In terms of answering Mitt’s dissembling at the debate. Think of Reagan’s “there he goes again…” Make Mitt’s ability to change the subject a liability by pointing it out every time he does it. Every time Mitt gets a question and does not answer it, you point out what the question was and answer it for him, showing why he tried to avoid it. For example:
Moderator: “Governor, you said that the auto bailout plan was terrible. Now you say that Obama copied your plan. What’s the deal?
Romney: “Obama used taxpayer money to make GM a part of the Federal government. I would have demanded GM reorganize and become more efficient to compete!
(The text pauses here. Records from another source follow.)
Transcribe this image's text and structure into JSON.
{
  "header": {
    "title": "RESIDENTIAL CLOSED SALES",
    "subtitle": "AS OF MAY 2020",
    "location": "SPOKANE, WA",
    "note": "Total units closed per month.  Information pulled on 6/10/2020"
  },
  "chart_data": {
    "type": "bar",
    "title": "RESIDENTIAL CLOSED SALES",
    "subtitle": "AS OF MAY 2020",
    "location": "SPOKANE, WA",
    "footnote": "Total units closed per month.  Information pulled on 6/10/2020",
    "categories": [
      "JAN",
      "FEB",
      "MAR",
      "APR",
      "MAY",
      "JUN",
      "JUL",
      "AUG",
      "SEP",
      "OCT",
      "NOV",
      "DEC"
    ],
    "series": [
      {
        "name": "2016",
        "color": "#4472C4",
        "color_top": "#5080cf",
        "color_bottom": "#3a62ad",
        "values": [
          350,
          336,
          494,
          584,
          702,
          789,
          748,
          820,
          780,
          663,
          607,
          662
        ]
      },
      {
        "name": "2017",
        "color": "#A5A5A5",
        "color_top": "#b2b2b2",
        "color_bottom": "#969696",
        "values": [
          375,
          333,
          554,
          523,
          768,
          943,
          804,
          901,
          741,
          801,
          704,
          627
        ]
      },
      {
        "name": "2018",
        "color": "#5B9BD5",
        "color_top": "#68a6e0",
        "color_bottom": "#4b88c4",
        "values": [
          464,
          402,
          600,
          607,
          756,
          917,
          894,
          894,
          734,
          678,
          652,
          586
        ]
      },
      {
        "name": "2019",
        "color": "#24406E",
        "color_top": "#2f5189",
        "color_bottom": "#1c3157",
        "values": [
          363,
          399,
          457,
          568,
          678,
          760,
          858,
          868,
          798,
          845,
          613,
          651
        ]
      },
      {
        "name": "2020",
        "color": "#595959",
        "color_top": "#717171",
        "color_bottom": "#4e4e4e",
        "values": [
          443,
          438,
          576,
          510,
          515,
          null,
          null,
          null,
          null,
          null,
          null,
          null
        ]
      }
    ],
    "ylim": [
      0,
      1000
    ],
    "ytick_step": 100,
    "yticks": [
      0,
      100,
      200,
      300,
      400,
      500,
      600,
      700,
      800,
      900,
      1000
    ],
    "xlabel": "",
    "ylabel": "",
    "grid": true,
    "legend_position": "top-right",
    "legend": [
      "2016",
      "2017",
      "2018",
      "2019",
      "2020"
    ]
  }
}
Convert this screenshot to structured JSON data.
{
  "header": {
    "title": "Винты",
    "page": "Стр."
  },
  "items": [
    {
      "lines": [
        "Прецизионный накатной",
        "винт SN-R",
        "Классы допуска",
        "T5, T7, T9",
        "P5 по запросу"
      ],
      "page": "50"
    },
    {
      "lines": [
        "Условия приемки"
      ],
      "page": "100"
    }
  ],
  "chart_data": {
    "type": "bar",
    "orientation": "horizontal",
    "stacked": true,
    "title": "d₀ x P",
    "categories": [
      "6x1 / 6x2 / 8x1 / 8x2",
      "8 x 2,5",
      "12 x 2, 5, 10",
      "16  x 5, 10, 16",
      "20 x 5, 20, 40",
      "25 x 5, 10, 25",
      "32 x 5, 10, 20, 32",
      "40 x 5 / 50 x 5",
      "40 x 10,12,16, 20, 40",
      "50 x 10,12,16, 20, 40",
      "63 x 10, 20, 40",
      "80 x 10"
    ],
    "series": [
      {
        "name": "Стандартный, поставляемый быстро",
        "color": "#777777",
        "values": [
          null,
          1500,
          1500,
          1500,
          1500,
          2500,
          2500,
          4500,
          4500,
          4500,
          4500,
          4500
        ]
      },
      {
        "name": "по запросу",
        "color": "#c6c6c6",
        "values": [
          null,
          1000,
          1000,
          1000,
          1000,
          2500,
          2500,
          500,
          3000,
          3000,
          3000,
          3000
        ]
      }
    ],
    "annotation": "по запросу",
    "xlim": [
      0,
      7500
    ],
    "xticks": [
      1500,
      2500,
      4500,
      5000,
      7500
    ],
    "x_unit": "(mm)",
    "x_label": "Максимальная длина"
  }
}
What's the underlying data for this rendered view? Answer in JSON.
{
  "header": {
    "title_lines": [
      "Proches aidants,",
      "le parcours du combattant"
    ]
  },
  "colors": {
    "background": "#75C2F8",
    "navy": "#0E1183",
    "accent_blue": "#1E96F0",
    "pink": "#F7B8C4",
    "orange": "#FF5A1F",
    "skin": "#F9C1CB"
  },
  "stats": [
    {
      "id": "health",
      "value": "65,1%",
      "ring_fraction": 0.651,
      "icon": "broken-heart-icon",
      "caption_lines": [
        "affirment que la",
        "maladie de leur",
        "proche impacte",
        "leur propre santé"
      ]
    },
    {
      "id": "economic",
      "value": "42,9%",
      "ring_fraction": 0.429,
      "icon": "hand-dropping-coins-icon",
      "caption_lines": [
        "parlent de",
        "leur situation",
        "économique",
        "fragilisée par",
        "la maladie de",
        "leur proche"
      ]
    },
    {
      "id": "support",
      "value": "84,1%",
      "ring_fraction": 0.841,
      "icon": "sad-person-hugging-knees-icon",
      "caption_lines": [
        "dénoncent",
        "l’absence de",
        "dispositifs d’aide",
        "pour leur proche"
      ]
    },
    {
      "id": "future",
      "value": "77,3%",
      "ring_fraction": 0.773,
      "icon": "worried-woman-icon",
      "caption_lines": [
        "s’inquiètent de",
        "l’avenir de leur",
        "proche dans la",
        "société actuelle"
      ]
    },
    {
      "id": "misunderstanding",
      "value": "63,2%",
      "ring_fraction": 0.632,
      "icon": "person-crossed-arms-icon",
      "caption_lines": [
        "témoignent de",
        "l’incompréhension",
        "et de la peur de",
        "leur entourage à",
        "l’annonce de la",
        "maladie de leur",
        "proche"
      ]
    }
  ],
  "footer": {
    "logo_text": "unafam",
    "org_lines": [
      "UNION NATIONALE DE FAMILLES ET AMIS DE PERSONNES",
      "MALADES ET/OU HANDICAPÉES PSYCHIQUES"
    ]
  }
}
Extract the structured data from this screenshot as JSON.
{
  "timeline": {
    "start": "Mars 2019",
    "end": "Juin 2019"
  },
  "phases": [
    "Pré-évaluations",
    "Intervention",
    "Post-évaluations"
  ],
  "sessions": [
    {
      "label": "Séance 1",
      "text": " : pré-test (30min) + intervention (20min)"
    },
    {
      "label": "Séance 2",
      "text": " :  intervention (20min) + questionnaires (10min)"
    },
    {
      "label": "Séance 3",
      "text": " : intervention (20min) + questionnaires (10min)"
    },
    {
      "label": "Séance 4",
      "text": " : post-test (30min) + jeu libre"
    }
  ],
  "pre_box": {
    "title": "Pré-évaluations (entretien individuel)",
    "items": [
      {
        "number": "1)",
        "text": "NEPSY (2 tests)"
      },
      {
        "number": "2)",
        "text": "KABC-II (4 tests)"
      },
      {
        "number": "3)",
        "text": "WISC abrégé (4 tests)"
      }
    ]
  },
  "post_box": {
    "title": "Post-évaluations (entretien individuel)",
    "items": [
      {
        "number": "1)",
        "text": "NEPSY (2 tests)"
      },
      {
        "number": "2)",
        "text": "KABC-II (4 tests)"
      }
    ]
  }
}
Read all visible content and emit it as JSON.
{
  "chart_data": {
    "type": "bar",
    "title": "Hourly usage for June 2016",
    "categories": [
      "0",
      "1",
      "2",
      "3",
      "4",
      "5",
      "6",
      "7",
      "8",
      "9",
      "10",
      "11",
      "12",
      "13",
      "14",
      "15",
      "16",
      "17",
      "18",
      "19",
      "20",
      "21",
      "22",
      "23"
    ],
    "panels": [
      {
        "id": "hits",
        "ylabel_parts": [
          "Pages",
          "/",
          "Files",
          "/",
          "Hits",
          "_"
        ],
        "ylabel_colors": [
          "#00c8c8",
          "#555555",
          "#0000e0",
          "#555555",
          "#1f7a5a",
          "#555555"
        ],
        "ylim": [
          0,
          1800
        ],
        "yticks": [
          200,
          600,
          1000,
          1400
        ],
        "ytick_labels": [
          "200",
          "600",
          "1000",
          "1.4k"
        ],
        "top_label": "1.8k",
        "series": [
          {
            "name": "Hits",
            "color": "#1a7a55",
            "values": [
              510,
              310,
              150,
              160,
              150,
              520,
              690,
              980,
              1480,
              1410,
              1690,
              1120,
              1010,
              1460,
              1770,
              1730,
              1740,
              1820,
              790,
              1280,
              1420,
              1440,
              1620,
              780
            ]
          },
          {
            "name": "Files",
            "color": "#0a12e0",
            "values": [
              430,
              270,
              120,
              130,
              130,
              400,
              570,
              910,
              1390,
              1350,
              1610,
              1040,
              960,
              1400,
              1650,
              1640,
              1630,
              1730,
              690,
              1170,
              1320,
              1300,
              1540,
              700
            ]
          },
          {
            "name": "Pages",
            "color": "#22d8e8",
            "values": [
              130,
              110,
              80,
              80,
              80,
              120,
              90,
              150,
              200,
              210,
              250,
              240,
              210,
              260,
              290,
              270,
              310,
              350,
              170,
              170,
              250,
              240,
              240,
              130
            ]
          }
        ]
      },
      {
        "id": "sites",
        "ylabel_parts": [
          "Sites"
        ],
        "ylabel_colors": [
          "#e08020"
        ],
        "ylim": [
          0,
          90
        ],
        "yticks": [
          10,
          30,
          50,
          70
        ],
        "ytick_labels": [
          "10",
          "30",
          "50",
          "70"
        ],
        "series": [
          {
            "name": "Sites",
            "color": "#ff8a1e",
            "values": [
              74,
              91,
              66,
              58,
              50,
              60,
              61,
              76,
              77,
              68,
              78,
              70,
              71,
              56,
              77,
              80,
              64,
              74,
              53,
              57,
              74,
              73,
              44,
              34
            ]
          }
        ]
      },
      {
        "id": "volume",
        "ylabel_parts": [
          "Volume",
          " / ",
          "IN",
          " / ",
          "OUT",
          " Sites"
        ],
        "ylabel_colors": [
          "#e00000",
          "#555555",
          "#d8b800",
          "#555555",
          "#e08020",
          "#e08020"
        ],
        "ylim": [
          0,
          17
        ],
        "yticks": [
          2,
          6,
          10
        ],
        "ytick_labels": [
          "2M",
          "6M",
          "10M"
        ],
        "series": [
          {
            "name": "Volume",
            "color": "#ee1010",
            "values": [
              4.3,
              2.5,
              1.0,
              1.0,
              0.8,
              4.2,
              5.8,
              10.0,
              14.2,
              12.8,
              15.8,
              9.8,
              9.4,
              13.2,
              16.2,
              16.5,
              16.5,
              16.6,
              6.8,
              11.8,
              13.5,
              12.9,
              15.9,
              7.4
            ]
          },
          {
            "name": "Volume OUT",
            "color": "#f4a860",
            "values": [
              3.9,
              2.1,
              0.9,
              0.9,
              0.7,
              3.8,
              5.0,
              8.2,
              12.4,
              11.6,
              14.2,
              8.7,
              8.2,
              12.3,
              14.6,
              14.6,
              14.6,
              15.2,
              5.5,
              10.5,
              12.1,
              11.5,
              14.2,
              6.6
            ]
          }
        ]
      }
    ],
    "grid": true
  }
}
Obama eventually took this part of my plan.”
Moderator: “What say you, Obama?”
Obama: “There he goes again. First, Mitt wanted to put Detroit out of business — he wrote an article called ‘Let Detroit Go Bankrupt.’ Today, GM is growing and creating tens of thousands of new, American jobs. In only two years, GM turned around and is privately owned — you can buy part of the company in the stock market!
This is what Gov. Romney does over and over again — I do something that Mitt and other Republicans have supported in the past and he says, ‘This is terrible! This will destroy American!’ If I don’t succeed, he says he was right. If I do succeed, he says that I took his idea. Mitt says making sure everyone has health insurance is terrible; it’s unconstitutional! But his health plan did it in MA — he said it was a great idea and that the whole nation should do the same thing. When the health reform bill is in full effect in two years and everyone is insured, will he take the credit again? What about when he said that it wasn’t worth our time to go after Osama bin Laden… what does he say now?”